La réduction de la mobilité articulaire liée notamment à une anomalie de glycosylation
du collagène, induit une raideur articulaire et une rigidité du pied qui entrave son déploiement et augmente le risque d’ulcération par un traumatisme mineur (4).
L’atteinte vasculaire se traduit par une micro- et une macro-angiopathie responsables
de l’ischémie. Le risque d’artériopathie des membres inférieurs chez le patient diabétique
est corrélé avec la durée du diabète (5).
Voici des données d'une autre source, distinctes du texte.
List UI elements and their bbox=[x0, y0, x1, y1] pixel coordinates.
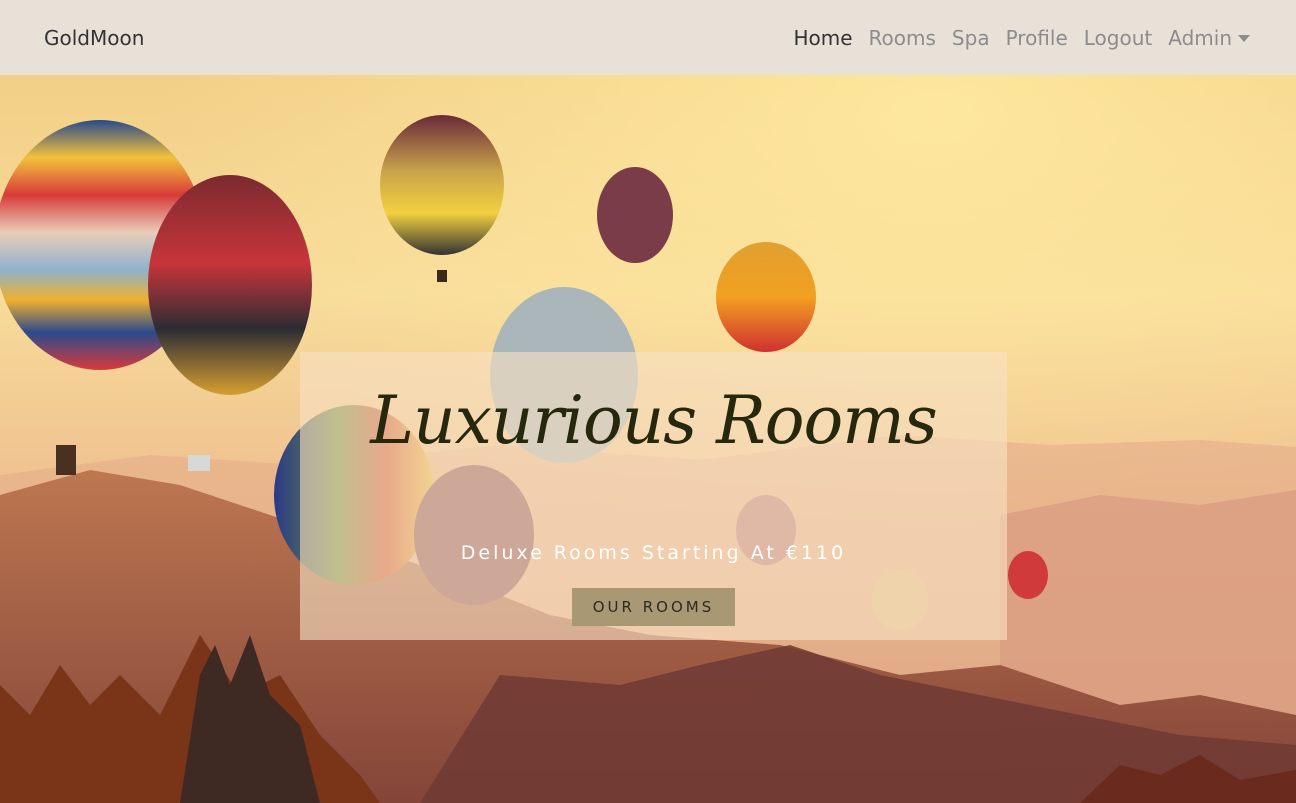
hero-subtitle: Deluxe Rooms Starting At €110 bbox=[460, 542, 847, 564]
our-rooms-button[interactable]: OUR ROOMS bbox=[572, 588, 735, 626]
caret-down-icon bbox=[1238, 35, 1250, 42]
admin-dropdown[interactable]: Admin bbox=[1160, 26, 1258, 50]
nav-link-rooms[interactable]: Rooms bbox=[861, 26, 944, 50]
hero-caption: Luxurious Rooms Deluxe Rooms Starting At… bbox=[300, 352, 1007, 640]
hero-title: Luxurious Rooms bbox=[370, 382, 937, 459]
navbar: GoldMoon Home Rooms Spa Profile Logout A… bbox=[0, 0, 1296, 75]
nav-link-spa[interactable]: Spa bbox=[944, 26, 998, 50]
nav-link-profile[interactable]: Profile bbox=[998, 26, 1076, 50]
nav-link-logout[interactable]: Logout bbox=[1076, 26, 1160, 50]
nav-links: Home Rooms Spa Profile Logout Admin bbox=[785, 26, 1258, 50]
hero-section: Luxurious Rooms Deluxe Rooms Starting At… bbox=[0, 75, 1296, 803]
brand-logo[interactable]: GoldMoon bbox=[44, 26, 144, 50]
nav-link-home[interactable]: Home bbox=[785, 26, 860, 50]
admin-dropdown-label: Admin bbox=[1168, 25, 1232, 50]
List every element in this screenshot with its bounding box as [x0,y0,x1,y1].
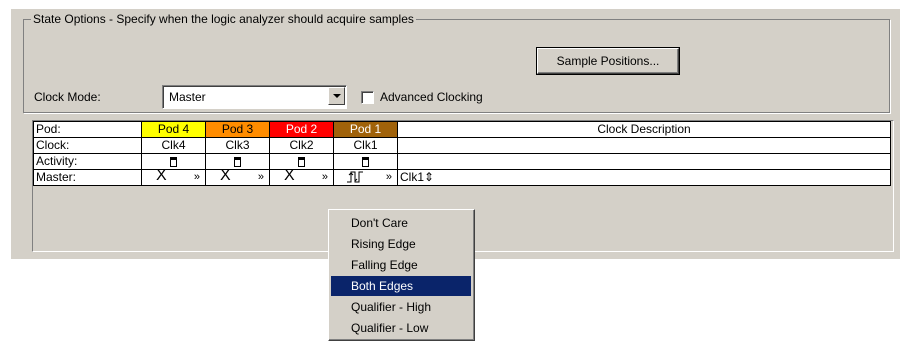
clock-row: Clock: Clk4 Clk3 Clk2 Clk1 [33,137,891,154]
group-legend: State Options - Specify when the logic a… [31,12,416,26]
dropdown-icon[interactable]: » [258,171,264,185]
activity-cell [269,153,334,170]
dropdown-icon[interactable]: » [386,171,392,185]
master-edge-menu: Don't Care Rising Edge Falling Edge Both… [328,209,475,341]
activity-indicator-icon [362,156,369,167]
clock-description-cell [397,153,891,170]
dropdown-icon[interactable]: » [322,171,328,185]
both-edges-icon [346,171,364,185]
menu-item-qualifier-high[interactable]: Qualifier - High [331,297,471,317]
dropdown-icon[interactable]: » [194,171,200,185]
master-cell[interactable]: X» [205,169,270,186]
clock-cell[interactable]: Clk2 [269,137,334,154]
pod-row: Pod: Pod 4 Pod 3 Pod 2 Pod 1 Clock Descr… [33,121,891,138]
pod-header[interactable]: Pod 3 [205,121,270,138]
state-options-group: State Options - Specify when the logic a… [23,12,890,113]
clock-cell[interactable]: Clk3 [205,137,270,154]
clock-description-header: Clock Description [397,121,891,138]
activity-cell [205,153,270,170]
dont-care-icon: X [156,169,167,184]
row-header: Master: [33,169,142,186]
master-cell[interactable]: X» [269,169,334,186]
clock-cell[interactable]: Clk4 [141,137,206,154]
row-header: Activity: [33,153,142,170]
menu-item-falling-edge[interactable]: Falling Edge [331,255,471,275]
master-cell[interactable]: » [333,169,398,186]
menu-item-dont-care[interactable]: Don't Care [331,213,471,233]
clock-mode-value: Master [169,90,206,104]
activity-indicator-icon [170,156,177,167]
dont-care-icon: X [284,169,295,184]
master-cell[interactable]: X» [141,169,206,186]
clock-description-cell[interactable]: Clk1⇕ [397,169,891,186]
clock-cell[interactable]: Clk1 [333,137,398,154]
sample-positions-button[interactable]: Sample Positions... [536,47,680,75]
row-header: Pod: [33,121,142,138]
activity-cell [333,153,398,170]
dont-care-icon: X [220,169,231,184]
menu-item-qualifier-low[interactable]: Qualifier - Low [331,318,471,338]
clock-table: Pod: Pod 4 Pod 3 Pod 2 Pod 1 Clock Descr… [33,121,891,186]
activity-indicator-icon [234,156,241,167]
clock-mode-label: Clock Mode: [34,90,101,104]
activity-cell [141,153,206,170]
menu-item-rising-edge[interactable]: Rising Edge [331,234,471,254]
advanced-clocking-label[interactable]: Advanced Clocking [380,90,483,104]
clock-description-cell [397,137,891,154]
activity-row: Activity: [33,153,891,170]
chevron-down-icon[interactable] [328,87,345,105]
pod-header[interactable]: Pod 4 [141,121,206,138]
row-header: Clock: [33,137,142,154]
pod-header[interactable]: Pod 1 [333,121,398,138]
clock-mode-select[interactable]: Master [162,85,347,109]
pod-header[interactable]: Pod 2 [269,121,334,138]
master-row: Master: X» X» X» » Clk1⇕ [33,169,891,186]
advanced-clocking-checkbox[interactable] [361,91,374,104]
menu-item-both-edges[interactable]: Both Edges [331,276,471,296]
activity-indicator-icon [298,156,305,167]
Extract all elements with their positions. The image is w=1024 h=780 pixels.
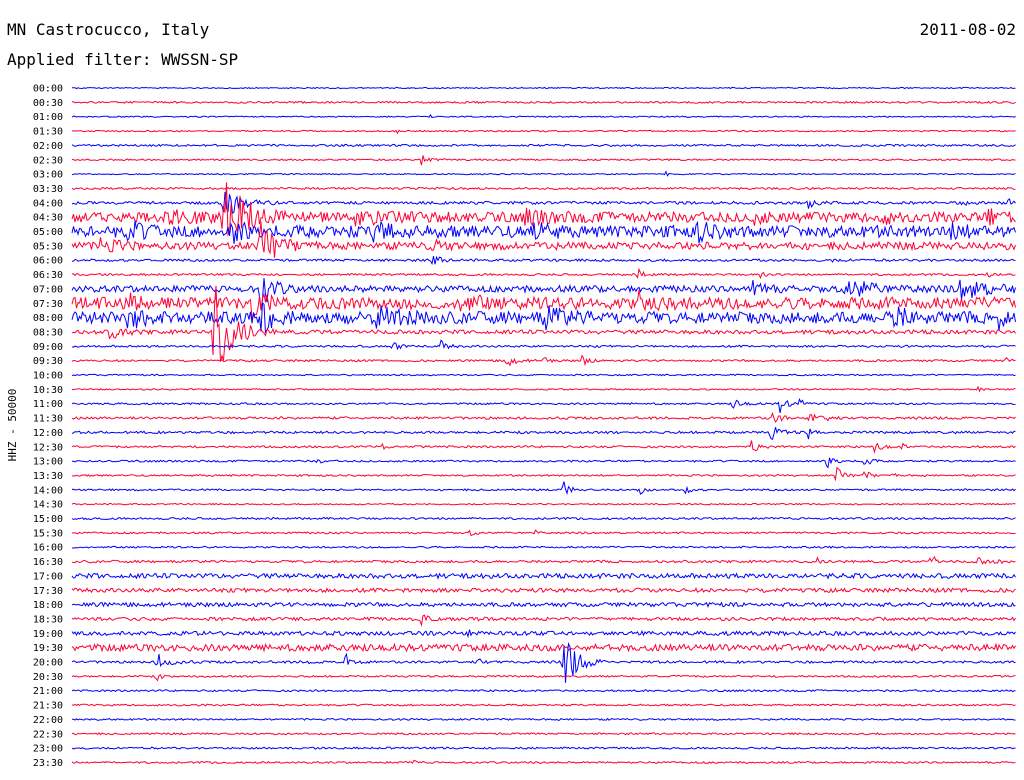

Elle est non seulement plus fréquente mais plus
diffuse et plus distale que chez les patients non diabétiques. Son évolution est souvent insidieuse en raison d’une neuropathie associée qui supprime le caractère douloureux de
l’artériopathie isolée. La prévalence de l’artériopathie chez les diabétiques européens est
évaluée à 49% (6).
Un diabète bien équilibré (HbA1c < 7%) permet d’éviter l’atteinte la neuropathie et l’artériopathie. Le tabac, l’excès d’alcool, l’hypertension, l’excès de cholestérol et le manque
d’exercice contribuent également à favoriser l’atteinte artérielle et nerveuse.
Bien souvent, il existe un tableau mixte : la neuropathie permet à la lésion de s’installer et
l’artériopathie empêche celle-ci de cicatriser ou peut même l’aggraver. Cependant, l’apparition des lésions n’est pas spontanée : il existe bien souvent des facteurs déclenchants
qui sont dans la plupart des cas liés à un problème de chaussage, à des gestes de pédicurie inadaptés, à des traumatismes thermiques (bains de pieds, bouillottes…) ou à une
mauvaise hygiène.
L’infection est favorisée chez les diabétiques par plusieurs facteurs : altération de la fonction des globules blancs surtout si le contrôle glycémique n’est pas optimal, diagnostic
tardif de la plaie à cause de la neuropathie et enfin, déficit d’oxygénation dû à l’artériopathie. L’infection complique 40 à 80% des ulcérations et est responsable d’environ deux
tiers des amputations distales (7, 8). L’extension du processus infectieux peut être rapide et
nécessite le plus souvent une hospitalisation.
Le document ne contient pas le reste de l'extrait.